Последняя Золушка (Костина-Кассанелли) - страница 127

И все многочисленные отпечатки были моими собственными. Потому что я, кретин безмозглый, затоптал все, что можно было рассмотреть, если бы немного подумал… подумал, прежде чем бродить тут взад, вперед, вдоль и поперек! И прежде чем лезть в эту кашу! С убийствами и сказками. С живой и мертвой водой. С Кощеем, который только один и бессмертный… в отличие от нас всех!

От Киры, которая… которая может в результате всего этого пострадать!

Как та, которой сломали руку и чуть не задушили…

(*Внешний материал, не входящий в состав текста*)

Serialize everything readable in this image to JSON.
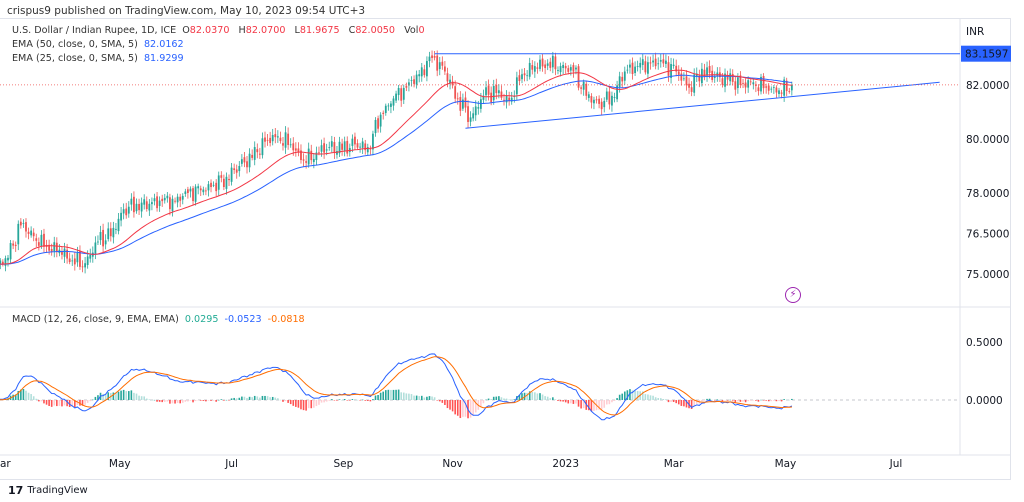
{
  "publisher": "crispus9 published on TradingView.com, May 10, 2023 09:54 UTC+3",
  "legend": {
    "symbol": "U.S. Dollar / Indian Rupee, 1D, ICE",
    "o_label": "O",
    "o": "82.0370",
    "h_label": "H",
    "h": "82.0700",
    "l_label": "L",
    "l": "81.9675",
    "c_label": "C",
    "c": "82.0050",
    "vol_label": "Vol",
    "vol": "0",
    "ema50_label": "EMA (50, close, 0, SMA, 5)",
    "ema50": "82.0162",
    "ema25_label": "EMA (25, close, 0, SMA, 5)",
    "ema25": "81.9299"
  },
  "macd_legend": {
    "label": "MACD (12, 26, close, 9, EMA, EMA)",
    "hist": "0.0295",
    "macd": "-0.0523",
    "signal": "-0.0818"
  },
  "currency": "INR",
  "price_label": "83.1597",
  "branding": "TradingView",
  "colors": {
    "up": "#26a69a",
    "down": "#ef5350",
    "ema50": "#2962ff",
    "ema25": "#f23645",
    "macd": "#2962ff",
    "signal": "#ff6d00",
    "trendline": "#2962ff"
  },
  "chart_data": [
    {
      "type": "candlestick",
      "title": "U.S. Dollar / Indian Rupee, 1D",
      "note": "approximate weekly closes, Mar 2022 - May 2023",
      "weekly_closes": [
        75.6,
        76.8,
        76.4,
        76.0,
        75.9,
        75.5,
        75.4,
        76.2,
        76.4,
        77.4,
        77.6,
        77.6,
        77.7,
        77.7,
        78.0,
        78.1,
        78.3,
        78.6,
        79.0,
        79.3,
        79.9,
        80.1,
        79.8,
        79.2,
        79.5,
        79.7,
        79.6,
        79.8,
        79.7,
        80.9,
        81.5,
        81.9,
        82.4,
        83.0,
        82.5,
        81.5,
        80.8,
        81.6,
        81.7,
        81.4,
        82.4,
        82.7,
        82.8,
        82.7,
        82.5,
        81.6,
        81.3,
        81.6,
        82.5,
        82.7,
        82.8,
        82.8,
        82.5,
        81.9,
        82.6,
        82.3,
        82.2,
        82.0,
        82.1,
        81.9,
        81.8,
        82.0
      ],
      "y_ticks": [
        "82.0000",
        "80.0000",
        "78.0000",
        "76.5000",
        "75.0000"
      ],
      "y_tick_values": [
        82,
        80,
        78,
        76.5,
        75
      ],
      "x_ticks": [
        {
          "label": "ar",
          "week": 0
        },
        {
          "label": "May",
          "week": 8.7
        },
        {
          "label": "Jul",
          "week": 17.4
        },
        {
          "label": "Sep",
          "week": 26.1
        },
        {
          "label": "Nov",
          "week": 34.6
        },
        {
          "label": "2023",
          "week": 43.4
        },
        {
          "label": "Mar",
          "week": 51.8
        },
        {
          "label": "May",
          "week": 60.5
        },
        {
          "label": "Jul",
          "week": 69.1
        }
      ],
      "horizontal_line": {
        "price": 83.1597,
        "from_week": 33.2
      },
      "support_line": {
        "from": {
          "week": 35.6,
          "price": 80.4
        },
        "to": {
          "week": 72.5,
          "price": 82.1
        }
      },
      "current_price": 82.005
    },
    {
      "type": "line",
      "title": "MACD (12, 26, close, 9, EMA, EMA)",
      "y_ticks": [
        "0.5000",
        "0.0000"
      ],
      "y_tick_values": [
        0.5,
        0
      ]
    }
  ]
}
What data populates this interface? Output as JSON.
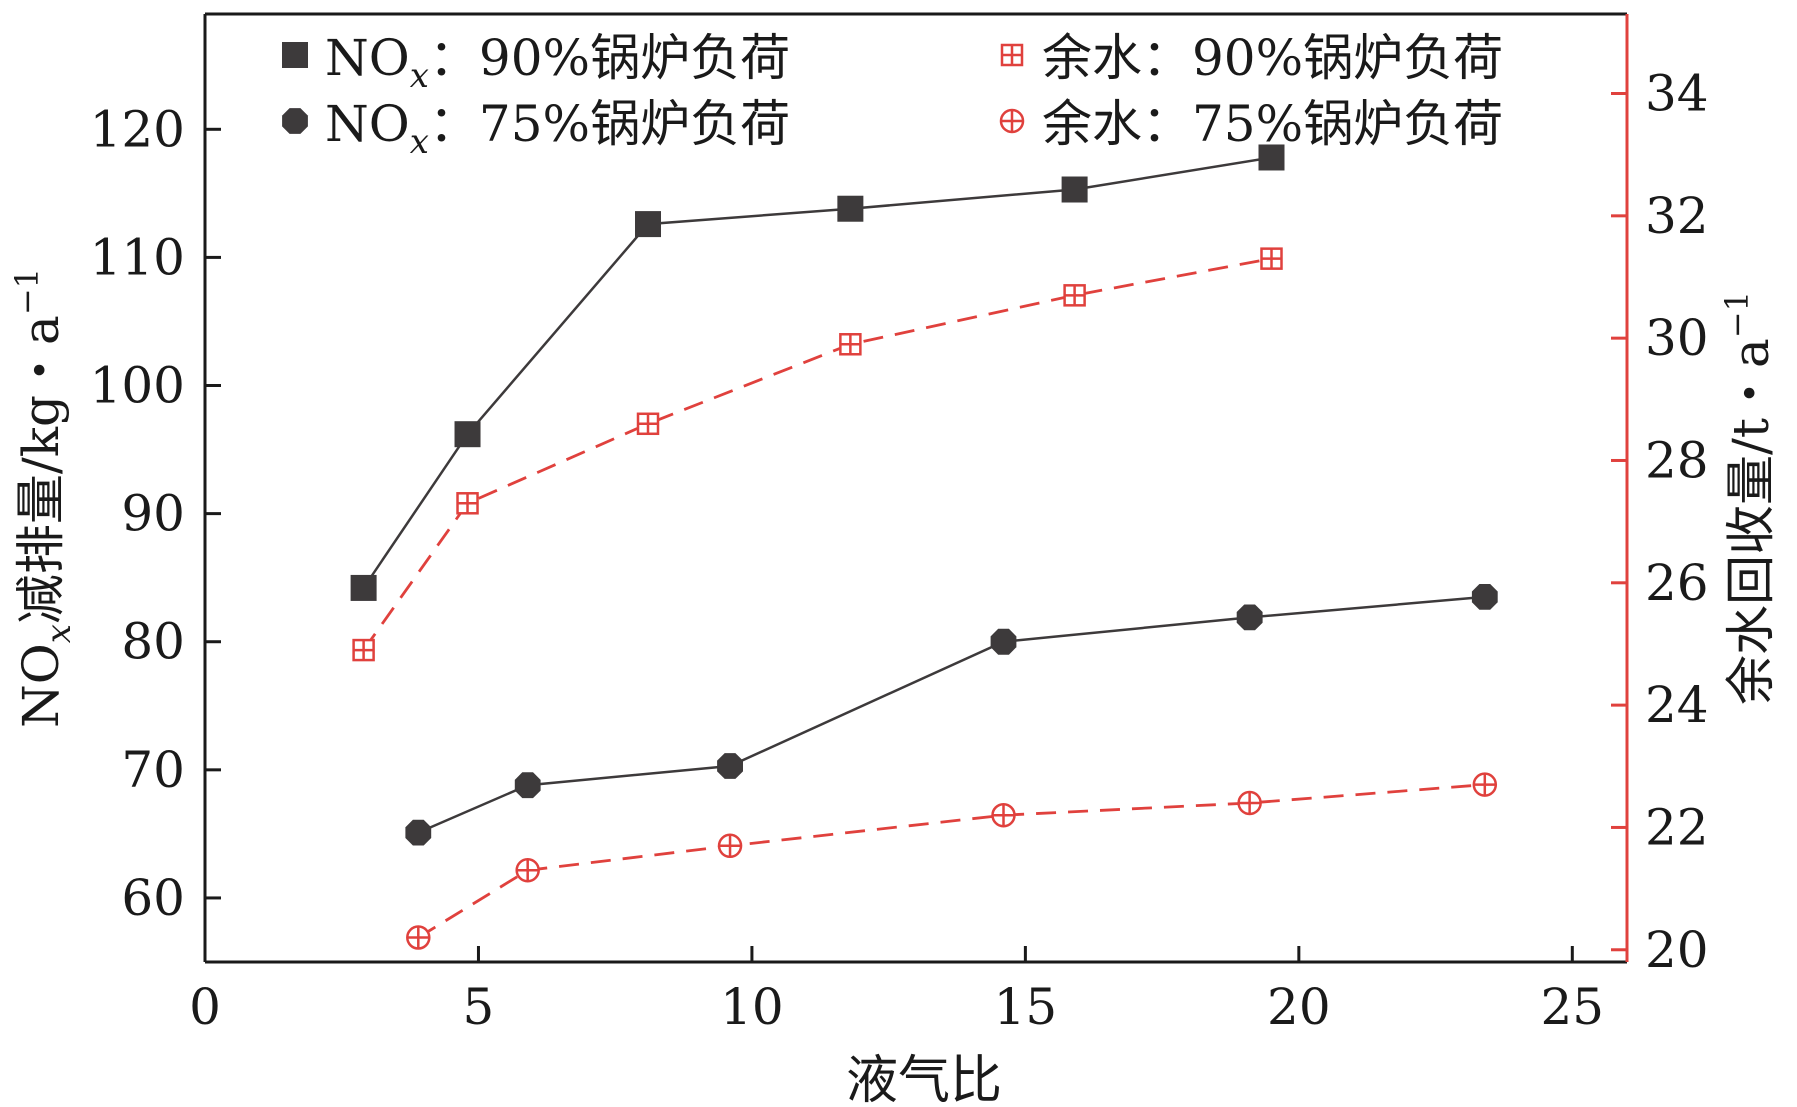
{
  "chart_data": {
    "type": "line",
    "xlabel": "液气比",
    "ylabel_left": "NOx减排量/kg・a⁻¹",
    "ylabel_right": "余水回收量/t・a⁻¹",
    "xlim": [
      0,
      26
    ],
    "xticks": [
      0,
      5,
      10,
      15,
      20,
      25
    ],
    "ylim_left": [
      55,
      129
    ],
    "yticks_left": [
      60,
      70,
      80,
      90,
      100,
      110,
      120
    ],
    "ylim_right": [
      19.8,
      35.3
    ],
    "yticks_right": [
      20,
      22,
      24,
      26,
      28,
      30,
      32,
      34
    ],
    "legend_position": "top",
    "series": [
      {
        "name": "NOx：90%锅炉负荷",
        "axis": "left",
        "marker": "square",
        "dash": "solid",
        "color": "#3d3a3b",
        "x": [
          2.9,
          4.8,
          8.1,
          11.8,
          15.9,
          19.5
        ],
        "y": [
          84.2,
          96.2,
          112.6,
          113.8,
          115.3,
          117.8
        ]
      },
      {
        "name": "NOx：75%锅炉负荷",
        "axis": "left",
        "marker": "circle",
        "dash": "solid",
        "color": "#3d3a3b",
        "x": [
          3.9,
          5.9,
          9.6,
          14.6,
          19.1,
          23.4
        ],
        "y": [
          65.1,
          68.8,
          70.3,
          80.0,
          81.9,
          83.5
        ]
      },
      {
        "name": "余水：90%锅炉负荷",
        "axis": "right",
        "marker": "square-cross",
        "dash": "dashed",
        "color": "#e0413d",
        "x": [
          2.9,
          4.8,
          8.1,
          11.8,
          15.9,
          19.5
        ],
        "y": [
          24.9,
          27.3,
          28.6,
          29.9,
          30.7,
          31.3
        ]
      },
      {
        "name": "余水：75%锅炉负荷",
        "axis": "right",
        "marker": "circle-cross",
        "dash": "dashed",
        "color": "#e0413d",
        "x": [
          3.9,
          5.9,
          9.6,
          14.6,
          19.1,
          23.4
        ],
        "y": [
          20.2,
          21.3,
          21.7,
          22.2,
          22.4,
          22.7
        ]
      }
    ],
    "legend": [
      {
        "series": 0,
        "prefix": "NO",
        "sub": "x",
        "text": "：90%锅炉负荷"
      },
      {
        "series": 1,
        "prefix": "NO",
        "sub": "x",
        "text": "：75%锅炉负荷"
      },
      {
        "series": 2,
        "prefix": "余水",
        "sub": "",
        "text": "：90%锅炉负荷"
      },
      {
        "series": 3,
        "prefix": "余水",
        "sub": "",
        "text": "：75%锅炉负荷"
      }
    ],
    "ylabel_left_parts": {
      "a": "NO",
      "sub": "x",
      "b": "减排量/kg・a",
      "sup": "−1"
    },
    "ylabel_right_parts": {
      "a": "余水回收量/t・a",
      "sup": "−1"
    },
    "colors": {
      "axis_left": "#1a1a1a",
      "axis_right": "#e0413d",
      "text": "#1a1a1a"
    }
  }
}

И ты до сих пор хочешь знать почему?

«Да, хочу!» — упрямо сказал кто-то внутри меня. Должно быть, тот самый осел, перед которым не нужно было даже вывешивать морковку. Потому как он и сам резво бежал в нужном направлении.

Прямо в западню.

Мир номер один. Реальность. Я с тобой

Она пришла почти ночью, когда я уже извелся от домыслов и действительно чуть не ввел в «Новые сказки для старых детей», или «Вечные сказки для вечных детей», или еще как-то так, не двоих, а целую кучу новых персонажей. Которые были бы там уместны, как кроссовки на балу, или скунс в избушке-на-курьих-ножках, или как убийство в фешенебельном заведении. Но я был на взводе и думал одновременно во всех направлениях. Кажется, это правильно характеризуется устойчивым словосочетанием «мысли разбежались».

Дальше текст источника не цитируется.